Arginine Ethyl Ester is a new kind of arginine. It is, technically, an arginine derivative, so the ergogenic effects will be similar to those of regular L-arginine, but the presence of an ester will make the ergogenic effects of Arginine Ethyl Ester more pronounced.

As good as regular L-arginine is, it's inherently limited. The first of its limits are its limited absorption through the intestine. Whereas Arginine Ethyl Ester can pass through the intestine largely intact, regular L-arginine is mostly degraded in the intestine, leaving only trace amounts of the ingested dose active.

Because of the rapid breakdown of L-arginine in the intestine, its effects on NO2 regulation, sexual arousal, and hemodialation are limited. This rapid breakdown also limits the ability of L-arginine to promote muscular growth via increases in exercise endurance and the delivery of nutrients to working muscle tissue via the muscle pump.

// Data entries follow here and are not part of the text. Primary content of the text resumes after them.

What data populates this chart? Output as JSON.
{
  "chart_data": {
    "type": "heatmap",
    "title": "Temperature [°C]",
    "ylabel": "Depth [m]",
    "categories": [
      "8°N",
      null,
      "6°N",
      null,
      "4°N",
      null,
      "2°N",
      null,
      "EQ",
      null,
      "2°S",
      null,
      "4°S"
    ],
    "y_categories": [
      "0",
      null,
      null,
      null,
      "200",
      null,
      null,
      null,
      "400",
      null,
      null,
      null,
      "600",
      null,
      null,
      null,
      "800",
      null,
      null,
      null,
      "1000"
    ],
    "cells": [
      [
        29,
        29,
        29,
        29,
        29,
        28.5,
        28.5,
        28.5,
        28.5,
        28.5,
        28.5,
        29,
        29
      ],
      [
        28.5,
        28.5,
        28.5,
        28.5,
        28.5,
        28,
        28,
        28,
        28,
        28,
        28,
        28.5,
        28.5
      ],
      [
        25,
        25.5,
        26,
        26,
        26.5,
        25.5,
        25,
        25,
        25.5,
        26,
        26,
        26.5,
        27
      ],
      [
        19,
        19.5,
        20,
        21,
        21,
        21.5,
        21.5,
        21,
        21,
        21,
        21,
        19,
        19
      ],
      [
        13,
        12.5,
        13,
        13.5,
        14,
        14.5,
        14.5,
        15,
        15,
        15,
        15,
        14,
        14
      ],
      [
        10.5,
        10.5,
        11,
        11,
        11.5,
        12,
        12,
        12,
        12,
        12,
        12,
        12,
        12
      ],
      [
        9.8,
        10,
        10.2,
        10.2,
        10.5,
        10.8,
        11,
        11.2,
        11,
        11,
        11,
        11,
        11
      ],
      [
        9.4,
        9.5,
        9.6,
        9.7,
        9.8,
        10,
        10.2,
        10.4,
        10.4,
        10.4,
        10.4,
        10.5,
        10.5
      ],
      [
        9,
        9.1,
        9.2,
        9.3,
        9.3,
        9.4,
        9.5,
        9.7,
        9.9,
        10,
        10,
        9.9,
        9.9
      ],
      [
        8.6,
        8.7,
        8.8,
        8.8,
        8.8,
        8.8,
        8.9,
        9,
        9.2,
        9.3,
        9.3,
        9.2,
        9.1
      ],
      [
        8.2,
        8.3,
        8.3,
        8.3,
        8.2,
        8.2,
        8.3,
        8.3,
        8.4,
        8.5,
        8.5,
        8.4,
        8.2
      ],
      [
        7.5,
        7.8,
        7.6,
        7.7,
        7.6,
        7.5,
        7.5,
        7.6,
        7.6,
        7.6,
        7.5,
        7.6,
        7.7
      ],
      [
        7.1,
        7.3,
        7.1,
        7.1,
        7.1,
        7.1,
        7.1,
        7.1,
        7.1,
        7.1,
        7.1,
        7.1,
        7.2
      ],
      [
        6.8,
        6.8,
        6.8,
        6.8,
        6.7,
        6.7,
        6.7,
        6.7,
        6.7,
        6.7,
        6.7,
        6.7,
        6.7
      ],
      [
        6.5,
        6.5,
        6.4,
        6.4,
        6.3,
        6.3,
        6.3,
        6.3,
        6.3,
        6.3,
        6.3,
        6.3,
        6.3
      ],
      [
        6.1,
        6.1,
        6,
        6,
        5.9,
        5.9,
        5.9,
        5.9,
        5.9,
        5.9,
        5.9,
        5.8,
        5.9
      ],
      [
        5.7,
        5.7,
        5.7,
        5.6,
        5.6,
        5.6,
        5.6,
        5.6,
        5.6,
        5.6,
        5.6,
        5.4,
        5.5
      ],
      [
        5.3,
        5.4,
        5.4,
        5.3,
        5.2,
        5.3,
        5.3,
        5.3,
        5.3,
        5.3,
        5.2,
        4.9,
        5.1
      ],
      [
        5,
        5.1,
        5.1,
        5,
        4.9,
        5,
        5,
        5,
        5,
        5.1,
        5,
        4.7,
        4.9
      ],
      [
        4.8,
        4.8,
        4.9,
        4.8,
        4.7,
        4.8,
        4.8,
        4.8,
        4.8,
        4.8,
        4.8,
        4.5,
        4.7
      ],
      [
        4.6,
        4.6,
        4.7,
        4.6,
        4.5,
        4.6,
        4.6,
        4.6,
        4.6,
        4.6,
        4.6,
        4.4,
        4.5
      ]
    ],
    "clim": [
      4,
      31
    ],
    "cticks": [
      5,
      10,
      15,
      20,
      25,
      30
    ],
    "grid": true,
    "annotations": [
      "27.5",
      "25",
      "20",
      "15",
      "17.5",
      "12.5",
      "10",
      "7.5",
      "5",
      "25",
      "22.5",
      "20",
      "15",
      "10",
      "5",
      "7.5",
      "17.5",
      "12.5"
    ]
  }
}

Injury healing, muscle growth and cellular function are all positively impacted by L-arginine, and currently accepted models of arginine metabolism suggest that these processes may be positively impacted by Arginine Ethyl Ester to a greater degree.

The presence of the ester not only enhances the function of arginine and overcomes its inherent limitations, but the presence of an ester and increased absorption also reduce the need for large doses, which may put less stress on the body.

The presence of an ester may also prolong the generation of nitric oxide and extend the benefits of arginine over a greater time period. This may result in greater endurance, enhanced pumps, and quicker recovery from exercise.

Who needs it and what are some symptoms of deficiency?

Everyone may benefit from arginine ethyl ester supplementation - even persons for whom past l-arginine supplementation proved ineffective.

How much should be taken? Are there any side effects?

Dosage amounts for Arginine Ethyl Ester range from one to four grams daily for maximum ergogenic effect. Arginine Ethyl Ester is best consumed in divided doses throughout the day so as to ensure sustained arginine release.

Individuals with existing heart or psychiatric conditions should consult with their physician prior to supplementing with arginine-based products.

REFERENCES

1. Alternative Medical Review. 2002, Dec;7 (6):512-22.

2. Burnett AL. Novel nitric oxide signaling mechanisms regulate the erectile response. Int J Impot Res. 2004 Jun;16 Suppl 1:S15-9.